Tuesday, October 27, 2009

Wisdom Comes with Age

Reality is an evil place to live.  There’s a reason why the majority of society lives in denial of something.  For me, it’s my age.

It’s as if one day I was nineteen, thin, and knew the answer to all the world’s problems and then the next day…well, let’s just say I had to wear a fat outfit today, the kids I once babysat are now in college, and I’ve forgotten how to not only bring about world peace, but also how to mix Hillary Clinton with Donna Reed and get a perfectly successful, yet domesticated woman.

I’ve realized that I am aging and it’s been a shock to my system; however, with age comes wisdom or so they say.  So today I impart to you my newfound knowledge.

1.  Nail polish may not stay on nails, but it can be used to complete practically any school project.  It’s worked on everything from wooden box cars to turkey feathers, mainly because school projects don’t spend much time in Palmolive.

2.  If you eat chocolate until your blood begins to darken and you find yourself smelling like Nestle’s when you sweat, You Will Gain Weight.

3.  Never yell at your daughter.  She will always take it to heart.  This includes when she wakes you up out of a deep sleep to tell you that she needs to make turkey feathers for school tomorrow.  This includes when you tell her to give you five minutes to wake up and you’ll help her and she comes back after 35 seconds giving you a million reasons why you don’t know how to make turkey feathers.  This includes when after you’ve spent an hour gluing beans, pasta, candy wrapper foils, and little pieces of fabric to cardstock feathers, you find out the dang turkey isn’t due for TWO MORE WEEKS!
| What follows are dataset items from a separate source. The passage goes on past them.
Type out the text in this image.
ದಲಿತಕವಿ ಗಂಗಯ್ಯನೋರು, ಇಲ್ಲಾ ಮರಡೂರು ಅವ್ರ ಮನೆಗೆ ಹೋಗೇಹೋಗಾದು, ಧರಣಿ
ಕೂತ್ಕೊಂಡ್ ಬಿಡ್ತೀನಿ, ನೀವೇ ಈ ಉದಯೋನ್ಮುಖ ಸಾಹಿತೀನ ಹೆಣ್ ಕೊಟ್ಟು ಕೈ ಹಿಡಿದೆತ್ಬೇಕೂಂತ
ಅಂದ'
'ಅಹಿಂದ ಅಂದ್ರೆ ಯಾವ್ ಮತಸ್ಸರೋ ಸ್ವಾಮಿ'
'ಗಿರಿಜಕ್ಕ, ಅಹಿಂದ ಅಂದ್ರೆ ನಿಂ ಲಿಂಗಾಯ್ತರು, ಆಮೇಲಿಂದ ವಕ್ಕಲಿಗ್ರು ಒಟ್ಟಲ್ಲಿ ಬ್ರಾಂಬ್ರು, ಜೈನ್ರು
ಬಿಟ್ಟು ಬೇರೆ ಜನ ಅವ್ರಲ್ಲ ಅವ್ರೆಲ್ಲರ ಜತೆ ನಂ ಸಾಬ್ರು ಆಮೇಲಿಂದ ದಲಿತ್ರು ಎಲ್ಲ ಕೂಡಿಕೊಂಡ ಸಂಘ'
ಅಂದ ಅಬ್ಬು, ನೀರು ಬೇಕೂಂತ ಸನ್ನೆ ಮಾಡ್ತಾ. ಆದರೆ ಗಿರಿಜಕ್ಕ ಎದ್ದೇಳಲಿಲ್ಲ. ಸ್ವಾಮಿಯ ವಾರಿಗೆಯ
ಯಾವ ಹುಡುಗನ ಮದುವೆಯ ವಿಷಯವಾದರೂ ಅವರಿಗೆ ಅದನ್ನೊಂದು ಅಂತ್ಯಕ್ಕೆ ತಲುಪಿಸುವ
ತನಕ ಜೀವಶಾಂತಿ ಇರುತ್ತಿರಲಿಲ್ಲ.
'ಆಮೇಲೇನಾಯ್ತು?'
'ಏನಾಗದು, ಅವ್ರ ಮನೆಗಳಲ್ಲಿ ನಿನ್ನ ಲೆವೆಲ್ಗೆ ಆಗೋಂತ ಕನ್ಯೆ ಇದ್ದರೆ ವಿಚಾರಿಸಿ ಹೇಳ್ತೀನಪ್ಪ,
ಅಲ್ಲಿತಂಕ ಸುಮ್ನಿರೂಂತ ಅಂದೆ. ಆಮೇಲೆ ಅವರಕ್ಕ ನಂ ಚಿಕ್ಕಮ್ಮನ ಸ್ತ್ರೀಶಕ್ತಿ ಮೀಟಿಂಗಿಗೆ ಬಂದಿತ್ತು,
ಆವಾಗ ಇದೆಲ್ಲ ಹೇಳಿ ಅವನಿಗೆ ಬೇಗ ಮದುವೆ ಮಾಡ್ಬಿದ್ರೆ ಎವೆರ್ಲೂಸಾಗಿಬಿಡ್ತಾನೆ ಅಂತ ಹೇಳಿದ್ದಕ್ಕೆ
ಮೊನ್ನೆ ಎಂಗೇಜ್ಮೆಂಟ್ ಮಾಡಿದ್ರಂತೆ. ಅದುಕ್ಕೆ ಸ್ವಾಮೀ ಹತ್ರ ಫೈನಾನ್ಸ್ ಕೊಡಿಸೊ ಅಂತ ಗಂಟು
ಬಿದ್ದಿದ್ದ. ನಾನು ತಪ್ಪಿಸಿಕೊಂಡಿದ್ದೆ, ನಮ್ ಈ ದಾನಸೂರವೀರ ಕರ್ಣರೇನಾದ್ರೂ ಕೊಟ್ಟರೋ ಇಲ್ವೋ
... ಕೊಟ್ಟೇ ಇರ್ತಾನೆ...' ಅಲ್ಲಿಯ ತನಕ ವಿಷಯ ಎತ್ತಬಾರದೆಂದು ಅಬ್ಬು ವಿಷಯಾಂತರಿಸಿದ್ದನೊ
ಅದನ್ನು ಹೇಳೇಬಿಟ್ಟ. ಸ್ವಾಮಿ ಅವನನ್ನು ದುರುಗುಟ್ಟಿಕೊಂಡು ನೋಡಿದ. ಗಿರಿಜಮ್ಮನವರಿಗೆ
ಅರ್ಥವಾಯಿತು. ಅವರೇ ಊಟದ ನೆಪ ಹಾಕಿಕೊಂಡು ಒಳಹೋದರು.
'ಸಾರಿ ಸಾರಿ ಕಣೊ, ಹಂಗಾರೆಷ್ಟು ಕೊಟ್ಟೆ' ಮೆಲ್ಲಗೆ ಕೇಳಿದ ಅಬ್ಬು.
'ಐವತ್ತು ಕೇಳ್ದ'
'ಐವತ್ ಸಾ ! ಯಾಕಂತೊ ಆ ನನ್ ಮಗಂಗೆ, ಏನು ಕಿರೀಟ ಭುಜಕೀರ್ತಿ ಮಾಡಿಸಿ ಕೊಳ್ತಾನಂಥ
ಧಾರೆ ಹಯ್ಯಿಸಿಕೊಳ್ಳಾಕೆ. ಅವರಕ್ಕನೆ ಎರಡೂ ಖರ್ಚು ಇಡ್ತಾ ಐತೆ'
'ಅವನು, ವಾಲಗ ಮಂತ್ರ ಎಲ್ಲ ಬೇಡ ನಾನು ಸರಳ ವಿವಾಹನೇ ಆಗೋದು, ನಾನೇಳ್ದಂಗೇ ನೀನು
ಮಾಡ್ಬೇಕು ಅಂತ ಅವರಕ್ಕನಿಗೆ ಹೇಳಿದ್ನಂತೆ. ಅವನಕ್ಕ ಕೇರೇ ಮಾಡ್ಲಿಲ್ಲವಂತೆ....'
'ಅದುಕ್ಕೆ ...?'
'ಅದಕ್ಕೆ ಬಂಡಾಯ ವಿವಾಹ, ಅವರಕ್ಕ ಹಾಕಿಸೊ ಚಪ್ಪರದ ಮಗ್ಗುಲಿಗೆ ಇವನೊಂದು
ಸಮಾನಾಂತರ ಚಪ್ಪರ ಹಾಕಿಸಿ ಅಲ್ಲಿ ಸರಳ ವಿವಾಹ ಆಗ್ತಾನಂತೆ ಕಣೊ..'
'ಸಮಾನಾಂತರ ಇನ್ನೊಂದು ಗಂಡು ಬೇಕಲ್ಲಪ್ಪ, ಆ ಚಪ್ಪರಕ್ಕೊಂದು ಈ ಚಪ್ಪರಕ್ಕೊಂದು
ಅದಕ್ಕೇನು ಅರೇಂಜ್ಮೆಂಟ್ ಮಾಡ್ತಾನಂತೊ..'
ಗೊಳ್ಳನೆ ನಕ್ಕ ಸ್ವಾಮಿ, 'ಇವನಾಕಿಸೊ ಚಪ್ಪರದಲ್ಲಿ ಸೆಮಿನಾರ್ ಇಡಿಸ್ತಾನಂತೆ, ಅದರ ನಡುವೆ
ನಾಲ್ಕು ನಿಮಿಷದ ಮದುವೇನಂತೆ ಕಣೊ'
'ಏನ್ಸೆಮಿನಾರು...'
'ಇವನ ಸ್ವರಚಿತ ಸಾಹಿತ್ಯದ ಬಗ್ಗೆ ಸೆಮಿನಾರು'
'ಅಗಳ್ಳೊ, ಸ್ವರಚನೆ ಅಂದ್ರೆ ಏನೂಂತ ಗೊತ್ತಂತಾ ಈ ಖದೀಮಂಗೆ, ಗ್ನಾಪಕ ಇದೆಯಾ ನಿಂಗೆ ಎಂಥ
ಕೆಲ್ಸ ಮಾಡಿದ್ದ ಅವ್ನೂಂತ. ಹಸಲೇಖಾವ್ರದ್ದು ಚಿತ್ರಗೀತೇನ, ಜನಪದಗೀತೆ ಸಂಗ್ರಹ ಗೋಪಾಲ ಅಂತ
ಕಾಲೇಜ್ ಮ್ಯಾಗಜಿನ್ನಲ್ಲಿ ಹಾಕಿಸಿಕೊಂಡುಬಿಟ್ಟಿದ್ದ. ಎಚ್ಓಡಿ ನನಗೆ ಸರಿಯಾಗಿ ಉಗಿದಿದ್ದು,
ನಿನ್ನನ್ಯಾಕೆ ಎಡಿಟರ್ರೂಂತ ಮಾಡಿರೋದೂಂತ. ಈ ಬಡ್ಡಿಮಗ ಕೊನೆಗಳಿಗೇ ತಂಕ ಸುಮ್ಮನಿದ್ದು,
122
4.  Unless you plan on loosing your dog, selling your children, and locking your husband out of the house, don’t ever expect it to stay clean for more than two full minutes.
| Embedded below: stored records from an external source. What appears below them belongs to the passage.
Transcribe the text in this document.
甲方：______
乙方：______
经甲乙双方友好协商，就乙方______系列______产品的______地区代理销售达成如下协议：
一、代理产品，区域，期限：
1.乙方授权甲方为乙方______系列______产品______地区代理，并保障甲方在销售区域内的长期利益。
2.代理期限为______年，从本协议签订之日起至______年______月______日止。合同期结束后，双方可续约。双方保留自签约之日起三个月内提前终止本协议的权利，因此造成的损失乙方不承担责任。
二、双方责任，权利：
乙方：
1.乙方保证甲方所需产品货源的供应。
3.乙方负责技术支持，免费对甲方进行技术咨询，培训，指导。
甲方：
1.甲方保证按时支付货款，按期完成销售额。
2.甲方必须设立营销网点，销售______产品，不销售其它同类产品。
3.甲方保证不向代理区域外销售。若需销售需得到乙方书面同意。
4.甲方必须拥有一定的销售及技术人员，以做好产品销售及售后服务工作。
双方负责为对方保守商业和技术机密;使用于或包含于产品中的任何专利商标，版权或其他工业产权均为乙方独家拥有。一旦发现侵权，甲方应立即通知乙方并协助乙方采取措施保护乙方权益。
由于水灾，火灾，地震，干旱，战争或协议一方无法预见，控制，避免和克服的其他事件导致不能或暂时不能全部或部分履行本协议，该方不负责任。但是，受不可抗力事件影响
5.  Buy stock in silverware and socks, they constantly disappear.

6.  Our parents shouldn’t have told us that life is hard, they should have told us that life is not cheap.  Children drain you of every last cent.

7.  Kosher salt is like a lifeline to a hormonal woman.  I love it.  I’m not sure why this should surprise me since I am a huge fan of bagels, but it does.  I’m just sad I waited so long to try it.

8.  The quest to cover your gray hair will be more challenging than trying to cover your tracks when you were fifteen and didn’t want to be grounded.

9.    When you find yourself relating to Maxine cartoons, it’s probably time to stop fighting the progress of nature and just start clipping Depends coupons.

10.  God is always faithful.  No joke.

What have you learned with time?

Notice I didn’t say age?

I don’t like to make you mad at me.  I’m a pleaser by nature.

By the way, I’ve added a ‘Reviews’ page to my header, because sometimes people actually ask for my opinion.